It’s hard to put folk and powerful in the same genre, but Animal Years seems to make that combination happen effortlessly. Their new EP Far From Home uses the same kind of style of Lumineers, Strumbellas, and Brandi Carlile. It’s riddled with hand-claps, catchy choruses, and a driving energy that’s so contagious. We talked to Mike McFadden about their new EP,
Animal Years started when Anthony Saladino called Mike up when he was in Baltimore and said he should come up to NYC and start a band. They started Animal Years. “The minute we started making money and started touring was when we really felt like it was a career,” he says.
It’s hasn’t been all that easy though, finding the perfect team was paramount for them. Asides from songwriting and making music a lot of the band’s success falls on building the perfect team. Mike says, “It took us years but we finally have found our Publishing and label homes as well as a management team and booking agent.”
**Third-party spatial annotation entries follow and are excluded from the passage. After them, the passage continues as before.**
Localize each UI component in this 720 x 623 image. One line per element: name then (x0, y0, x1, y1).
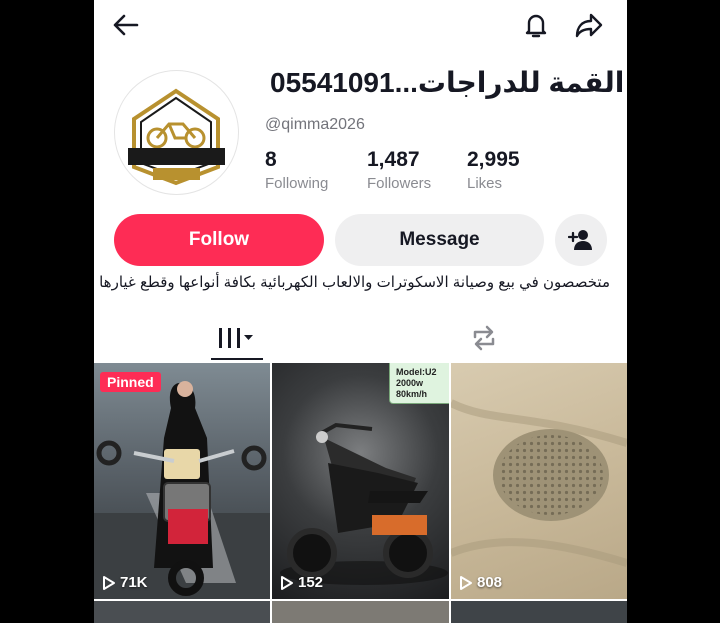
back-arrow-icon[interactable] (111, 10, 141, 40)
profile-name: 05541091...القمة للدراجات (270, 67, 625, 98)
video-views: 71K (102, 574, 148, 591)
video-thumbnail[interactable] (272, 601, 449, 623)
video-views: 808 (459, 574, 502, 591)
following-label: Following (265, 175, 329, 192)
video-views-count: 71K (120, 574, 148, 591)
profile-screen: 05541091...القمة للدراجات @qimma2026 8 F… (94, 0, 627, 623)
spec-label: Model:U2 2000w 80km/h (389, 363, 449, 404)
add-friend-button[interactable] (555, 214, 607, 266)
followers-label: Followers (367, 175, 432, 192)
stat-following[interactable]: 8 Following (265, 148, 328, 192)
profile-handle: @qimma2026 (265, 116, 365, 133)
repost-icon (473, 325, 495, 351)
store-logo (128, 88, 225, 186)
video-views-count: 152 (298, 574, 324, 591)
avatar[interactable] (114, 70, 239, 195)
play-icon (103, 575, 115, 590)
active-tab-indicator (211, 358, 263, 360)
video-grid: Pinned 71K Model:U2 2000w 80km/h 152 808 (94, 363, 627, 623)
spec-line: Model:U2 (396, 367, 437, 377)
likes-count: 2,995 (467, 148, 520, 171)
message-button[interactable]: Message (335, 214, 544, 266)
spec-line: 2000w (396, 378, 424, 388)
play-icon (281, 575, 293, 590)
stat-followers[interactable]: 1,487 Followers (367, 148, 431, 192)
play-icon (460, 575, 472, 590)
tab-reposts[interactable] (459, 316, 509, 360)
followers-count: 1,487 (367, 148, 420, 171)
bell-icon[interactable] (521, 10, 551, 40)
share-arrow-icon[interactable] (574, 10, 604, 40)
video-thumbnail[interactable]: Pinned 71K (94, 363, 270, 599)
likes-label: Likes (467, 175, 503, 192)
video-views: 152 (280, 574, 323, 591)
tab-videos[interactable] (211, 316, 263, 360)
content-tabs (94, 316, 627, 362)
profile-bio: متخصصون في بيع وصيانة الاسكوترات والالعا… (99, 274, 610, 291)
add-friend-icon (568, 230, 592, 250)
video-thumbnail[interactable] (451, 601, 627, 623)
following-count: 8 (265, 148, 277, 171)
video-thumbnail-art (94, 381, 270, 599)
top-bar (94, 0, 627, 50)
grid-videos-icon (219, 328, 253, 348)
video-thumbnail-art (451, 399, 627, 567)
spec-line: 80km/h (396, 389, 428, 399)
pinned-badge: Pinned (100, 372, 161, 392)
follow-button[interactable]: Follow (114, 214, 324, 266)
video-thumbnail[interactable]: 808 (451, 363, 627, 599)
video-views-count: 808 (477, 574, 503, 591)
stat-likes[interactable]: 2,995 Likes (467, 148, 520, 192)
video-thumbnail[interactable] (94, 601, 270, 623)
video-thumbnail[interactable]: Model:U2 2000w 80km/h 152 (272, 363, 449, 599)
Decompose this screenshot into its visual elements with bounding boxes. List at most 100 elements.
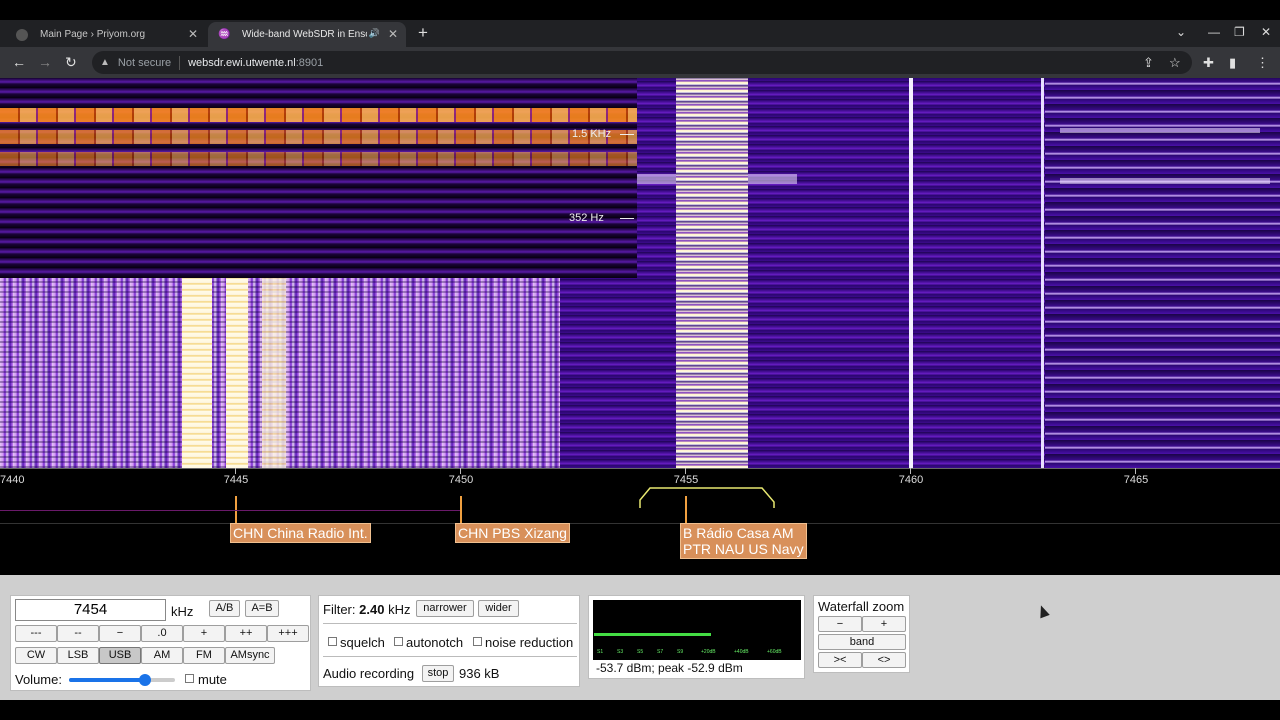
- s-meter-scale-label: S7: [657, 649, 664, 655]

Their song “Caroline” is such a standout, it’s easy to see why it’s gained so much traction on Spotify. Mike says the song was written about someone he met and then he had to leave to go on tour. He says, “It’s about the anxiety of being on the road constantly and following your passion while trying to hold a relationship together back home.”
Mike tells me the process behind the EP was intense. They worked with producer Ryan Hadlock and got out of the city to travel to the famous city of Woodstock in New York. He says, “We would record for 12 hours a day and then go and hang out at the cabin next door, which we also lived in while we were there.”
The entire EP builds on that energy. “Friends” is an earnest song. “Give It Up” has an infectious energy with a powerful chorus. Things slow down with “Corinth” with a softer side of the band. “Waking up, having doubts what is this all about, if you love her just let it out?” is something we can all relate to, that kind of yearning. “Home” is the perfect closer about being from that town where everyone knows you but you don’t know yourself. That young, innocent time before the world seems much larger. It’s a reflective reminder of how your home really raises you.
As for their advice to young musicians, Mike says it’s important to take time and be patient. He says, “Don’t get discouraged, a band takes time to build and evolve. If you’re not giving 100% of your effort to it, though, there are plenty of other people out there that are and those are the people that end up making it.”